Ceylon is one of the most interesting islands in the world. It is the Serendib of the “Arabian Nights,” rich in glorious scenery, equable climate, tropical vegetation, unknown quantities of gems and pearls, and many minerals. The sapphire, ruby, topaz, garnet, and amethyst abound. A sapphire was found in 1853 worth £4,000. Its coffee plantations are a source of great wealth. Palms, flowering shrubs, tree ferns, rhododendrons, as big as timber trees, clothe the island in perennial verdure. The elephant, wild boar, leopard, bear, buffalo, humped ox, deer, palm-cat and civet are common, but there are few dangerous or venomous animals. The Singhalese population, really Hindoo colonists, are effeminate and cowardly. The Kandyans, Ceylonese Highlanders, who dwell in the mountains, are a more creditable race, sturdy and manly. Then there are the Malabars, early Portuguese and Dutch settlers, with a sprinkling of all nationalities.
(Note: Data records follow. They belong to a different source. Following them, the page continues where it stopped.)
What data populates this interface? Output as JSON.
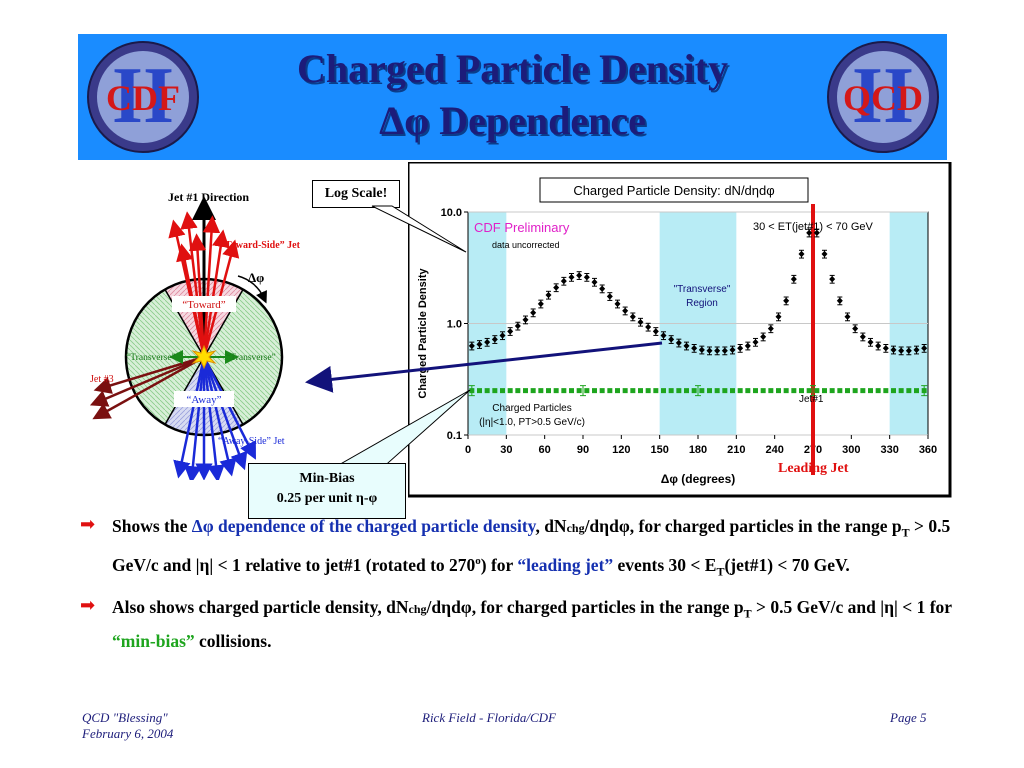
{
  "slide": {
    "title_line1": "Charged Particle Density",
    "title_line2": "Δφ Dependence",
    "logo_left": "CDF",
    "logo_right": "QCD",
    "logo_numeral": "II"
  },
  "diagram": {
    "jet1_direction": "Jet #1 Direction",
    "toward_side_jet": "“Toward-Side” Jet",
    "dphi": "Δφ",
    "toward": "“Toward”",
    "transverse_left": "“Transverse”",
    "transverse_right": "“Transverse”",
    "away": "“Away”",
    "jet3": "Jet #3",
    "away_side_jet": "“Away-Side” Jet"
  },
  "callouts": {
    "log_scale": "Log Scale!",
    "minbias_line1": "Min-Bias",
    "minbias_line2": "0.25 per unit η-φ",
    "leading_jet": "Leading Jet"
  },
  "chart_data": {
    "type": "scatter",
    "title": "Charged Particle Density: dN/dηdφ",
    "xlabel": "Δφ  (degrees)",
    "ylabel": "Charged Particle Density",
    "xlim": [
      0,
      360
    ],
    "ylim": [
      0.1,
      10.0
    ],
    "y_scale": "log",
    "xticks": [
      0,
      30,
      60,
      90,
      120,
      150,
      180,
      210,
      240,
      270,
      300,
      330,
      360
    ],
    "yticks": [
      0.1,
      1.0,
      10.0
    ],
    "ytick_labels": [
      "0.1",
      "1.0",
      "10.0"
    ],
    "grid": true,
    "shaded_regions": [
      [
        0,
        30
      ],
      [
        150,
        210
      ],
      [
        330,
        360
      ]
    ],
    "shade_color": "#b8ecf5",
    "annotations": {
      "preliminary": "CDF Preliminary",
      "uncorrected": "data uncorrected",
      "et_range": "30 < ET(jet#1) < 70 GeV",
      "transverse_region_1": "\"Transverse\"",
      "transverse_region_2": "Region",
      "jet1_marker": "Jet#1",
      "cuts_1": "Charged Particles",
      "cuts_2": "(|η|<1.0, PT>0.5 GeV/c)"
    },
    "series": [
      {
        "color": "#000000",
        "marker": "diamond",
        "x": [
          3,
          9,
          15,
          21,
          27,
          33,
          39,
          45,
          51,
          57,
          63,
          69,
          75,
          81,
          87,
          93,
          99,
          105,
          111,
          117,
          123,
          129,
          135,
          141,
          147,
          153,
          159,
          165,
          171,
          177,
          183,
          189,
          195,
          201,
          207,
          213,
          219,
          225,
          231,
          237,
          243,
          249,
          255,
          261,
          267,
          273,
          279,
          285,
          291,
          297,
          303,
          309,
          315,
          321,
          327,
          333,
          339,
          345,
          351,
          357
        ],
        "y": [
          0.63,
          0.65,
          0.68,
          0.72,
          0.78,
          0.85,
          0.95,
          1.08,
          1.25,
          1.5,
          1.8,
          2.1,
          2.4,
          2.6,
          2.7,
          2.6,
          2.35,
          2.05,
          1.75,
          1.5,
          1.3,
          1.15,
          1.03,
          0.93,
          0.85,
          0.78,
          0.72,
          0.67,
          0.63,
          0.6,
          0.58,
          0.57,
          0.57,
          0.57,
          0.58,
          0.6,
          0.63,
          0.68,
          0.76,
          0.9,
          1.15,
          1.6,
          2.5,
          4.2,
          6.5,
          6.5,
          4.2,
          2.5,
          1.6,
          1.15,
          0.9,
          0.76,
          0.68,
          0.63,
          0.6,
          0.58,
          0.57,
          0.57,
          0.58,
          0.6
        ]
      },
      {
        "color": "#1ea51e",
        "marker": "square",
        "x": [
          3,
          9,
          15,
          21,
          27,
          33,
          39,
          45,
          51,
          57,
          63,
          69,
          75,
          81,
          87,
          93,
          99,
          105,
          111,
          117,
          123,
          129,
          135,
          141,
          147,
          153,
          159,
          165,
          171,
          177,
          183,
          189,
          195,
          201,
          207,
          213,
          219,
          225,
          231,
          237,
          243,
          249,
          255,
          261,
          267,
          273,
          279,
          285,
          291,
          297,
          303,
          309,
          315,
          321,
          327,
          333,
          339,
          345,
          351,
          357
        ],
        "y": [
          0.25,
          0.25,
          0.25,
          0.25,
          0.25,
          0.25,
          0.25,
          0.25,
          0.25,
          0.25,
          0.25,
          0.25,
          0.25,
          0.25,
          0.25,
          0.25,
          0.25,
          0.25,
          0.25,
          0.25,
          0.25,
          0.25,
          0.25,
          0.25,
          0.25,
          0.25,
          0.25,
          0.25,
          0.25,
          0.25,
          0.25,
          0.25,
          0.25,
          0.25,
          0.25,
          0.25,
          0.25,
          0.25,
          0.25,
          0.25,
          0.25,
          0.25,
          0.25,
          0.25,
          0.25,
          0.25,
          0.25,
          0.25,
          0.25,
          0.25,
          0.25,
          0.25,
          0.25,
          0.25,
          0.25,
          0.25,
          0.25,
          0.25,
          0.25,
          0.25
        ]
      }
    ]
  },
  "bullets": {
    "b1_pre": "Shows the ",
    "b1_dphi": "Δφ",
    "b1_blue": " dependence of the charged particle density",
    "b1_a": ", dN",
    "b1_sub": "chg",
    "b1_b": "/dηdφ, for charged particles in the range p",
    "b1_T": "T",
    "b1_c": " > 0.5 GeV/c and |η| < 1 relative to jet#1 (rotated to 270",
    "b1_deg": "o",
    "b1_d": ")  for ",
    "b1_leading": "“leading jet”",
    "b1_e": " events 30 < E",
    "b1_T2": "T",
    "b1_f": "(jet#1) < 70 GeV.",
    "b2_a": "Also shows charged particle density, dN",
    "b2_sub": "chg",
    "b2_b": "/dηdφ, for charged particles in the range p",
    "b2_T": "T",
    "b2_c": " > 0.5 GeV/c and |η| < 1 for ",
    "b2_minbias": "“min-bias”",
    "b2_d": " collisions."
  },
  "footer": {
    "left1": "QCD \"Blessing\"",
    "left2": "February 6, 2004",
    "center": "Rick Field - Florida/CDF",
    "right": "Page 5"
  },
  "colors": {
    "banner": "#1a8cff",
    "title": "#1c1c7a",
    "leading_jet": "#e01010",
    "minbias": "#1ea51e",
    "arrow": "#12127a"
  }
}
There, too, are the outcast Veddahs, the real wild men of the woods. With them there is no God—no worship. The Rock Veddahs live in the jungle, follow the chase, sleep in caves or in the woods, eat lizards, and consider roast monkey a prime dish. The Village Veddahs are a shade more civilised.
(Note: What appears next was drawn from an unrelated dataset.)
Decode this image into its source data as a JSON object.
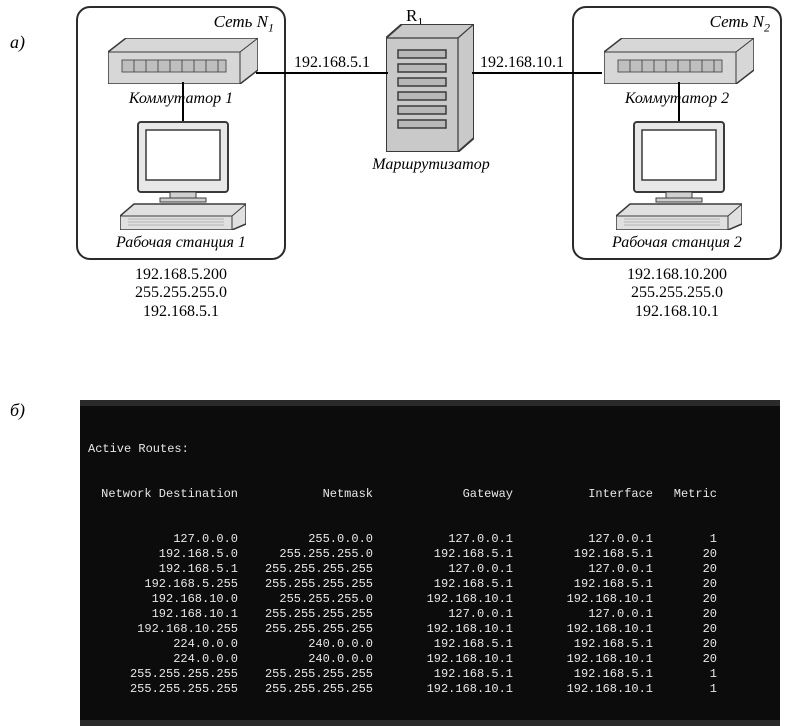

One reads constantly in the daily journals of the India, China, or Australian Stations, and the reader may think that they are very intelligible titles. He may be surprised to learn that the East India Station not merely includes the ports of India and Ceylon, but the whole Indian Ocean, as far south as Madagascar, and the east coast of Africa, including Zanzibar and Mozambique, where there are dockyards. The China Station includes Japan, Borneo, Sumatra, the Philippine Islands, and the coast of Kamchatka and Eastern Siberia to Bering Sea. The Australian Station includes New Zealand and New Guinea. The leading stations in China are Hong Kong, Canton, and Shanghai. Vessels bound to the port of Canton have to enter the delta of the Pearl River, the area of which is largely occupied with isles and sandbanks. There are some thirty forts on the banks. When the ship has passed the mouth of this embouchure, which forms, in general terms, a kind of triangle, the sides of which are 100 miles each in length, you can proceed either to the island of Hong Kong, an English colony, or to the old Portuguese settlement of Macao.
The name Hong Kong is a corruption of Hiang Kiang,[92] which is by interpretation “Scented Stream.” Properly, the designation belongs to a small stream on the southern side of the island, where ships’ boats have long been in the habit of obtaining fine pure [pg 120]water; but now the name is given by foreigners to the whole island. The island is about nine miles in length, and has a very rugged and barren surface, consisting of rocky ranges of hills and mountains, intersected by ravines, through which streams of the purest water flow unceasingly. Victoria, Hong Kong, is the capital of the colony, and the seat of government. It extends for more than three miles east and west, part of the central grounds being occupied by military barracks and hospitals, commissariat buildings, colonial churches, post-office, and harbour-master’s depôt, all of which are overlooked by the Government-house itself, high up on the hill. Close to the sea-beach are the commercial houses, clubs, exchange, and market-places.
It was the shelter, security, and convenience offered by the harbour that induced our [pg 121]Government to select it for a British settlement; it has one of the noblest roadsteads in the world. Before the cession to England in 1841, the native population on the island did not exceed 2,000; now there are 70,000 or 80,000.